Nella restante parte della sua lunga esistenza, Bartali valorizzò la propria fama di fuoriclasse e, con significativa assonanza, quella dell’amico-rivale Coppi, mediante interventi giornalistici e televisivi, nonché con l’acclamata partecipazione nel 1964 alla trasmissione RAI Processo alla tappa (ideata e condotta da Sergio Zavoli) e alla Carovana del Giro (corteo di mezzi motorizzati con funzioni pubblicitario-commerciali organizzata da Vincenzo Torriani).

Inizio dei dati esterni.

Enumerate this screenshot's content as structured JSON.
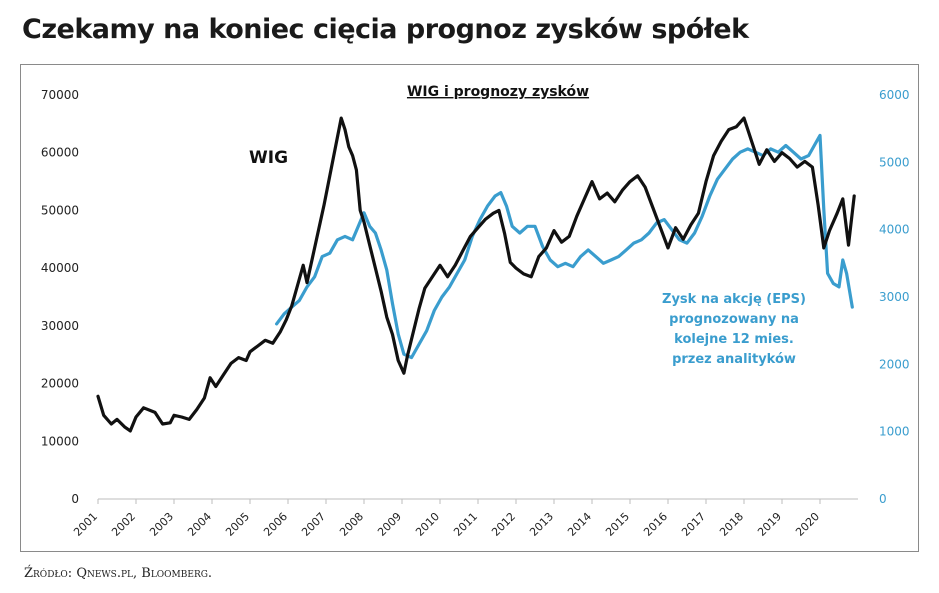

Nel 1979 pubblicò l’autobiografia Tutto sbagliato, tutto da rifare, il cui titolo riprese la frase-simbolo del 'Ginettaccio'. A dimostrazione della dimensione mitica, nel 1977 ricevette il Premio Italia in quanto «maggior campione ciclista vivente».
Si spense serenamente nella sua abitazione fiorentina, assistito dai familiari, il 5 maggio 2000.
Dopo la sua morte, furono dedicati a Bartali oltre un centinaio di libri, alcuni sceneggiati televisivi, e persino delle canzoni (la più celebre, Bartali, di Paolo Conte, eseguita anche da Enzo Jannacci). A lui è dedicato il Museo del ciclismo, aperto nel 2006 a Firenze, dove è allestita anche una Sala Bartali.
L’autobiografia di Bartali, Tutto sbagliato, tutto da rifare, Milano 1979, è il risultato della collaborazione con il giornalista sportivo Pino Ricci. Un’interessante testimonianza d’ambito familiare è il libro del figlio Andrea, Gino Bartali, mio papà, Milano 2012. Sul dualismo con il 'campionissimo' cfr. D. Marchesini, Coppi e Bartali, Bologna 1995; C. Malaparte, Coppi e Bartali, Milano 2009, e P. Alberati, Bartali e Coppi: l’eterna sfida, Firenze 2006. Sull’attività clandestina filoebraica: A. Magnotta, Gino Bartali e la Shoah, Firenze 2011; A. McConnon - A. McConnon, La strada del coraggio. Gino Bartali, eroe silenzioso, Roma 2013. Sull’epico Tour de France 1948: L. Turrini, Bartali. L’uomo che salvò l’Italia pedalando, Milano 2003. Per un inquadramento di Bartali nella storia del ciclismo cfr. M. Franzinelli, Il Giro d’Italia. Dai pionieri agli anni d’oro, Milano 2013.